Fastest way showing the limit exists without finding the limit?
Write your formulas in a matrix form:
$$\begin{bmatrix}a_n\\b_n\end{bmatrix} = \begin{bmatrix}1&1\\r&1\end{bmatrix}\begin{bmatrix}a_{n-1}\\b_{n-1}\end{bmatrix}$$ i.e. $$w_n=Aw_{n-1}$$
Notice that if you normalize every vector after applying $A$, that is if you consider $$v_n=\frac{Av_{n-1}}{||Av_{n-1}||}$$ instead $w_n$, then it will generate the same $\{c_n\}$. This is because
- normalization changes magnitude of the given vector, not its direction
- $A$ is a linear transformation; changing the magnitude of its input doesn't change the direction of its output
- and finally $c_n$ depends on the n-th direction only.
This formula for $v_n$ above is exactly what power iteration does. The following citation is useful (it has been translated to match our chosen names and starting index):
If $A$ has an eigenvalue that is strictly greater in magnitude than its other eigenvalues and the starting vector $v_{1}$ has a nonzero component in the direction of an eigenvector associated with the dominant eigenvalue, then a subsequence $\{v_n\}$ converges to an eigenvector associated with the dominant eigenvalue.
Think about eigenvalues (say: $\lambda$) and how they depend on $r$. You will have to consider a quadratic equation w.r.t. $\lambda$ and its discriminant, which will be of first degree w.r.t. $r$. By analyzing the two you will find that for $r>1$ there are always two distinct real eigenvalues (and none of them is $0$, this will be important in a moment). Apply proper Vieta's formula to show they cannot sum to $0$. They cannot be equal, they cannot be opposite, so one eigenvalue is strictly greater in magnitude for sure.
If the starting non-zero vector had zero component in the direction of one of the two eigenvectors, then it would be the other eigenvector. Applying $A$ to it would act as multiplying by eigenvalue (which is nonzero). This means $w_1, w_2, w_3, …$ would have the same direction, so $c_1, c_2, c_3, …$ would be equal and $\{c_n\}$ would trivially converge. In our case however $c_1=1$ and $c_2\neq1$. This means $v_1$ has non-zero component in the direction of any of the two eigenvectors; in particular in the direction associated with the dominant eigenvalue.
So the conditions are met, $\{v_n\}$ converges to some eigenvector. It has some direction which corresponds to the limit of $\{c_n\}$.

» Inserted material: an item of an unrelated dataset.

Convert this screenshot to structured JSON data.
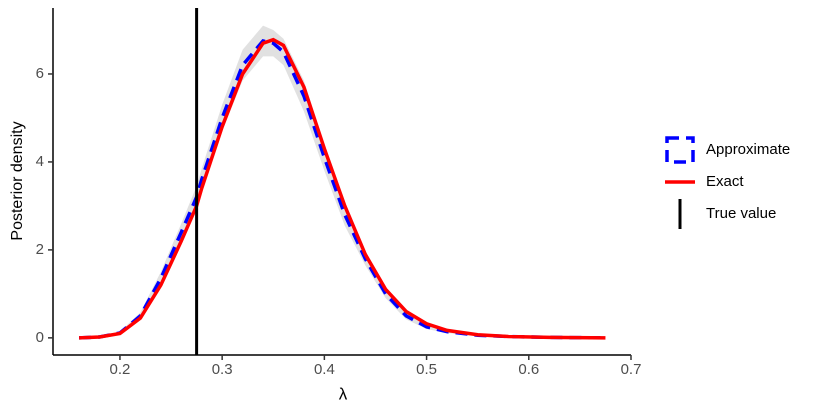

Q: But wait! If $\begin{bmatrix}0\\1\end{bmatrix}$ was this eigenvector associated with the dominant eigenvalue, wouldn't the limit be $\infty$ or $-\infty$?
A: I think it would, it doesn't matter though. Calculate $A\begin{bmatrix}0\\1\end{bmatrix}$ and you will see it's not an eigenvector.
Not sure if the following fits the requirement to avoid finding the limit, but anyway... Consider the change of variable $$x_n=c_n-\frac{r}{c_n}$$ then $$x_{n+1}=-f(c_n)x_n$$ with $$f(c)=\frac{(r-1)c}{(c+1)(c+r)}$$ Now, for every $c>0$, $$(c+1)(c+r)\geqslant(r+1)c$$ hence $$f(c)\leqslant s$$ with $$s=\frac{r-1}{r+1}<1$$ Thus, $$|x_n|\leqslant s^{n-1}\cdot|x_1|$$ which implies that $$x_n\to0$$ hence $$c_n\to\text{____}$$
Again, not sure if this satisfies your criteria, but if we let $f : [0,\infty) \to \mathbb{R}$ by
$$ f(z) = \frac{r+z}{1+z} $$
then $f$ is decreasing, $0\leq f \leq r$, and $c_{n+1} = f(c_n)$. So if we let
$$ \beta = \limsup_{n\to\infty} c_n, \qquad \alpha = \liminf_{n\to\infty} c_n $$
then we have $ \beta = f(\alpha)$ and $\alpha = f(\beta)$, i.e., both $\alpha$ and $\beta$ are non-negative fixed points of $g = f\circ f$. Since this function has a unique non-negative fixed point, this proves that $\alpha = \beta$.